About Haiti

Prior to the earthquake, Haiti has been a country of origin for both labor and sex trafficking. There are three serious forms of human trafficking in Haiti: first, the restavek phenomenon in which children are at high risk for both labor trafficking and sexual exploitation, child sex tourism, and child sex trafficking;[1] second, persons compelled by economic pressures to emigrate to the Dominican Republic in search of work. Many of the Haitians working in the Bateyes, the sugar plantations of the Dominican Republic, are trapped in conditions of slavery. If they escape the Bateyes, they are often employed in the Dominican construction sector, a sector where Haitians are very proficient (according to research by the Fondation Espoir); third, and perhaps of greatest concern is the cross migration of children (from Haiti into the Dominican Republic, from the DR into Haiti) for the purpose of sexual exploitation. Haitian children are exploited in the prosperous tourist and resort industries of the Dominican coasts; the Dominican children (and internally trafficked Haitian children) are exploited in brothels catering to U.N. peacekeepers and other foreign nationals.

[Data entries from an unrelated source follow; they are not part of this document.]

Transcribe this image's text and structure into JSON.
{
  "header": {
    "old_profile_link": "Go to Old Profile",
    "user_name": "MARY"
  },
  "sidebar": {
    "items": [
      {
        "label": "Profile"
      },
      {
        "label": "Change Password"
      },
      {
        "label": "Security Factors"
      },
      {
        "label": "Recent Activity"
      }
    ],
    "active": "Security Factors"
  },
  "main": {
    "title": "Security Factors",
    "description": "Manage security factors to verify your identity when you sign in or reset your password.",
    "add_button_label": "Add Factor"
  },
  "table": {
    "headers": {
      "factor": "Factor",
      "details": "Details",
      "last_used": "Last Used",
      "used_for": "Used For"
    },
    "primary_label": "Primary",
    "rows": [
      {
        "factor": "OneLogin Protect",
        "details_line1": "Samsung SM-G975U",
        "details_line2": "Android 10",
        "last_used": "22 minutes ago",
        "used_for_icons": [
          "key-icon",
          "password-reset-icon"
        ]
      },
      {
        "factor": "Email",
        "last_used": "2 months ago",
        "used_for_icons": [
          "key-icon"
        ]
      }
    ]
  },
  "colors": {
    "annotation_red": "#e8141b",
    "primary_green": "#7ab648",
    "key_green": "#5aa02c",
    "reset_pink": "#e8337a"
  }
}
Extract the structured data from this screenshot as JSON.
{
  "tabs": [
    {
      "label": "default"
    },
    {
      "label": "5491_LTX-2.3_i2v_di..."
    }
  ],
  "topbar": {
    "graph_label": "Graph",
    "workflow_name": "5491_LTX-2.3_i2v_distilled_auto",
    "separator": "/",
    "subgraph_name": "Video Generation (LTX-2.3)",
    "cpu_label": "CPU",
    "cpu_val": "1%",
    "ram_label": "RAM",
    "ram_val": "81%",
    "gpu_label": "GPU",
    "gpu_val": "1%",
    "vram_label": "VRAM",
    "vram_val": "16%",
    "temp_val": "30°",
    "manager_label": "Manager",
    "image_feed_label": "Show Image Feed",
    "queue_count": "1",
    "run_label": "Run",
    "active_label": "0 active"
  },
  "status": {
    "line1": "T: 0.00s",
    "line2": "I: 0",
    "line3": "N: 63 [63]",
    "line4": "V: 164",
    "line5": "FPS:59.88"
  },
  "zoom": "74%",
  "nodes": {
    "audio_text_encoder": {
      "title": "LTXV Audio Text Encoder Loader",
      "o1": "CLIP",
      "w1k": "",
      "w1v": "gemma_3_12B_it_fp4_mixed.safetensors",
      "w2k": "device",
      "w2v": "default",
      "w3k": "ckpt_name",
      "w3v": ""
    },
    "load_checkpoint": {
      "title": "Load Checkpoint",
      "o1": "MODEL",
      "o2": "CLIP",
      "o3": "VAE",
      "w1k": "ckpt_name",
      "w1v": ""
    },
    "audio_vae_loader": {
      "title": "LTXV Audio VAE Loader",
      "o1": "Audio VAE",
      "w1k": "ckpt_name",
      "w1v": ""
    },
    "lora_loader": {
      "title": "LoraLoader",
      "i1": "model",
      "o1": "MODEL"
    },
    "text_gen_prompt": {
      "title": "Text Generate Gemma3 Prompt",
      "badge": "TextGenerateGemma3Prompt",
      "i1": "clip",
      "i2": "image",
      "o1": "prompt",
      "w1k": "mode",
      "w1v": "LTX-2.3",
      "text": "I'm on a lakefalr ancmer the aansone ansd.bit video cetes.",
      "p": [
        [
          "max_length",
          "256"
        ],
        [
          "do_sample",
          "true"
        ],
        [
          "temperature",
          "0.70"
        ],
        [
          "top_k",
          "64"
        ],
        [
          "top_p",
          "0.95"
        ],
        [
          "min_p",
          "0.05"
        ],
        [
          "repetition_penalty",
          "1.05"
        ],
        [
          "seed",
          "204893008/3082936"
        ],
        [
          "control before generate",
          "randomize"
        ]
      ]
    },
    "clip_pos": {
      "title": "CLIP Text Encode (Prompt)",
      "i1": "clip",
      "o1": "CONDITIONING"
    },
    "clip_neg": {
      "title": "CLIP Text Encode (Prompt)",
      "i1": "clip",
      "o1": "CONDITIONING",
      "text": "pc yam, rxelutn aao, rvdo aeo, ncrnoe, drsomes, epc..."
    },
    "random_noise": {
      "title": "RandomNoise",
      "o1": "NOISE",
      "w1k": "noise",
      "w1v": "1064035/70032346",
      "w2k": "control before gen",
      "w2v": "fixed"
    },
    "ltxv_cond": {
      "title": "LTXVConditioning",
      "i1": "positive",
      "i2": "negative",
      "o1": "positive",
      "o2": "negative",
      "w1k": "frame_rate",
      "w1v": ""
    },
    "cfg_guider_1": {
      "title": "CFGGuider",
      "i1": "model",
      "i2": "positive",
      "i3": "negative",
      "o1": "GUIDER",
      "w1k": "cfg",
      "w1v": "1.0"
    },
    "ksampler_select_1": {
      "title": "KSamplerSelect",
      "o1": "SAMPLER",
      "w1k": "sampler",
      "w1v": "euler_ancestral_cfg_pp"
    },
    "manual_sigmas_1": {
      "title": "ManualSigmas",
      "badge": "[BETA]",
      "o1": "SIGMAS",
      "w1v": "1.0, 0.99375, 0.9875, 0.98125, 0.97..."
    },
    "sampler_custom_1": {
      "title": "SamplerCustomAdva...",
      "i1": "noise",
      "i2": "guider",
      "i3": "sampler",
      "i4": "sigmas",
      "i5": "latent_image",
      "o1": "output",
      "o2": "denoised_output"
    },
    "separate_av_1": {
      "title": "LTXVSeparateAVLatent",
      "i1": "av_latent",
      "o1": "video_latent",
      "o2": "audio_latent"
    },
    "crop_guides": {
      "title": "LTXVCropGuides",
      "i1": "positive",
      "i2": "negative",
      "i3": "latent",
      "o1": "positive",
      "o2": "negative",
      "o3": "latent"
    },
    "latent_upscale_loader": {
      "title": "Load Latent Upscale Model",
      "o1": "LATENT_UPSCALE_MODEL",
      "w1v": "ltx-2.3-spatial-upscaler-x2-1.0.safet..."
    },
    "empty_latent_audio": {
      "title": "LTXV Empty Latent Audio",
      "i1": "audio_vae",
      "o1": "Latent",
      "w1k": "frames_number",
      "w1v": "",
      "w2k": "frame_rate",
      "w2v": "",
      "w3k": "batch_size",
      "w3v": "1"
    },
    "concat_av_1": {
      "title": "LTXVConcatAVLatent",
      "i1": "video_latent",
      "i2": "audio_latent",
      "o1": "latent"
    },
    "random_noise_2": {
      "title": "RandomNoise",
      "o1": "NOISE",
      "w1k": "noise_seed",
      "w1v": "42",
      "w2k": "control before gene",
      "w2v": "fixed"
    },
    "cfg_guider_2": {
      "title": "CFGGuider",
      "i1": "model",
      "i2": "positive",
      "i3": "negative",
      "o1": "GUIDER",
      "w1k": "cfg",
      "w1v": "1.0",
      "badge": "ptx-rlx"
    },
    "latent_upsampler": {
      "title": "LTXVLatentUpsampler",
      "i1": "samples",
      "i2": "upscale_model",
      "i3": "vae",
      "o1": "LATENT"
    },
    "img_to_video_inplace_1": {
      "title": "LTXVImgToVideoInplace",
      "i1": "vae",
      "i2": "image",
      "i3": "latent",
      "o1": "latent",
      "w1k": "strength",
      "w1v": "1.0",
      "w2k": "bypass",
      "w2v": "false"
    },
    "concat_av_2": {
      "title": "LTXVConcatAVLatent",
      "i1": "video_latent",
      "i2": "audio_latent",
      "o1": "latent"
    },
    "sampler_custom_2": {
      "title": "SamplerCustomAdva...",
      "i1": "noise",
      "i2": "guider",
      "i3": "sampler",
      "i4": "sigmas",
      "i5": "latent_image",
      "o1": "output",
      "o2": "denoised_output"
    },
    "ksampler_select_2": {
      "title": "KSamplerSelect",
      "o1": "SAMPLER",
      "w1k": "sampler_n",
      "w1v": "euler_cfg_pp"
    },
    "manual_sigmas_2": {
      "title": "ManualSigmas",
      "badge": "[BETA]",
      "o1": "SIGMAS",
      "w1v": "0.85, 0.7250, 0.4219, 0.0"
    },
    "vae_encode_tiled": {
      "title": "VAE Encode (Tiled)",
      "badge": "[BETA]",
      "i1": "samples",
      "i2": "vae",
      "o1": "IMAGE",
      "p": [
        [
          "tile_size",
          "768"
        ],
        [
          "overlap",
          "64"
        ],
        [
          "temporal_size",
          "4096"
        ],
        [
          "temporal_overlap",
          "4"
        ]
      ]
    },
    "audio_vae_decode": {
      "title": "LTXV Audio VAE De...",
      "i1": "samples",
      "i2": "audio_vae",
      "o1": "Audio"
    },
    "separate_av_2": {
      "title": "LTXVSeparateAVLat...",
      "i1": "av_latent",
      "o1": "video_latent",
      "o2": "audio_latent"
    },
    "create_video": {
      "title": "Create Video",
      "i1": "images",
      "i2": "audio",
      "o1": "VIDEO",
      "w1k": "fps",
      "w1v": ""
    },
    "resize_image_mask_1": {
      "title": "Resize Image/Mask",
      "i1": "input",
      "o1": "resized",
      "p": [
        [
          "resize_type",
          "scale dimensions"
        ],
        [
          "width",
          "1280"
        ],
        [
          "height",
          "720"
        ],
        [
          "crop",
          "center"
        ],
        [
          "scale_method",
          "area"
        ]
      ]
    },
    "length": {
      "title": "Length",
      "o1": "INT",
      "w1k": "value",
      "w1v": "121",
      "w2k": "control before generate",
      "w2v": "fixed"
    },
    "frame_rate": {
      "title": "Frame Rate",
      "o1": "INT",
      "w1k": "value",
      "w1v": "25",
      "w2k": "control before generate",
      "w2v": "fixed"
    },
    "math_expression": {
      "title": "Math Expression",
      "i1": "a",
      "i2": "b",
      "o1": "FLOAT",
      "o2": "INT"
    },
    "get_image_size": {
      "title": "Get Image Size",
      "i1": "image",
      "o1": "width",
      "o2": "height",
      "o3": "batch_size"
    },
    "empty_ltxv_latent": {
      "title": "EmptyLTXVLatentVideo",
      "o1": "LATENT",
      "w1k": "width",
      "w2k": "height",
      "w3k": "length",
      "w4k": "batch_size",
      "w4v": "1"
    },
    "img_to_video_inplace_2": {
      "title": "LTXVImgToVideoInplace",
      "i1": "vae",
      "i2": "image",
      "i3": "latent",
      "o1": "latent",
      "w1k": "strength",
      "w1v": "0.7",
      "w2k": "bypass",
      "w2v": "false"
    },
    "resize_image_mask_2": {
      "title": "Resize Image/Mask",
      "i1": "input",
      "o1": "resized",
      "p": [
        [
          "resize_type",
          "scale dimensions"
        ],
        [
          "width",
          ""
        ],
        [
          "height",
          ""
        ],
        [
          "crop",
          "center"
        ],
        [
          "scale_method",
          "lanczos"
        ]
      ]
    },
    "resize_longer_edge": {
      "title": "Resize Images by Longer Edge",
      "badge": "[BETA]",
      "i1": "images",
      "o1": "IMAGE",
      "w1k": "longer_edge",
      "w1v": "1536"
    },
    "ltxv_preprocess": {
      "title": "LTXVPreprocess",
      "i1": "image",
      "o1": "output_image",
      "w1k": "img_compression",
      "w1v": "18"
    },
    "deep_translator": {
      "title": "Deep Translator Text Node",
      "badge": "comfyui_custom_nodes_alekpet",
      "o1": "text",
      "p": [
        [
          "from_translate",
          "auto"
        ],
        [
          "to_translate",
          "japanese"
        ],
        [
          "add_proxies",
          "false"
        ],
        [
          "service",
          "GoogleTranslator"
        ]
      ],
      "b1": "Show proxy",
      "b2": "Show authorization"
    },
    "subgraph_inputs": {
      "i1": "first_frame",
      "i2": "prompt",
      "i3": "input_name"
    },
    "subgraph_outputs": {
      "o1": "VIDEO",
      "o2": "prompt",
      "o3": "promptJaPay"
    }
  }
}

A 2002 IOM/UNICEF study found that annually more than 2,000 children, mainly from three geographical departments of Haiti (North, North-east and North-west), are trafficked to the Dominican Republic. Many of them are exploited for the purposes of both labor and commercial sex. There is also anecdotal evidence of the sale of children by orphanages, either into illegal (and potentially exploitative) adoptions or, more gruesomely, for organ retrieval or child prostitution. The problem was serious in Haiti before the earthquake because of the overall lack of basic human rights, a weak criminal justice infrastructure, and generalized societal violence. The potential for exacerbation of this situation following the earthquake heightens the urgency.


[1] Restaveks (derived from the Creole for stay with) are children of poor families who are sent to work in households of greater means. These children are at high risk for exploitation, both for labor and sexual purposes. This population of potential victims has been estimated by UNICEF and Save the Children to range between 176,000 and 300,000.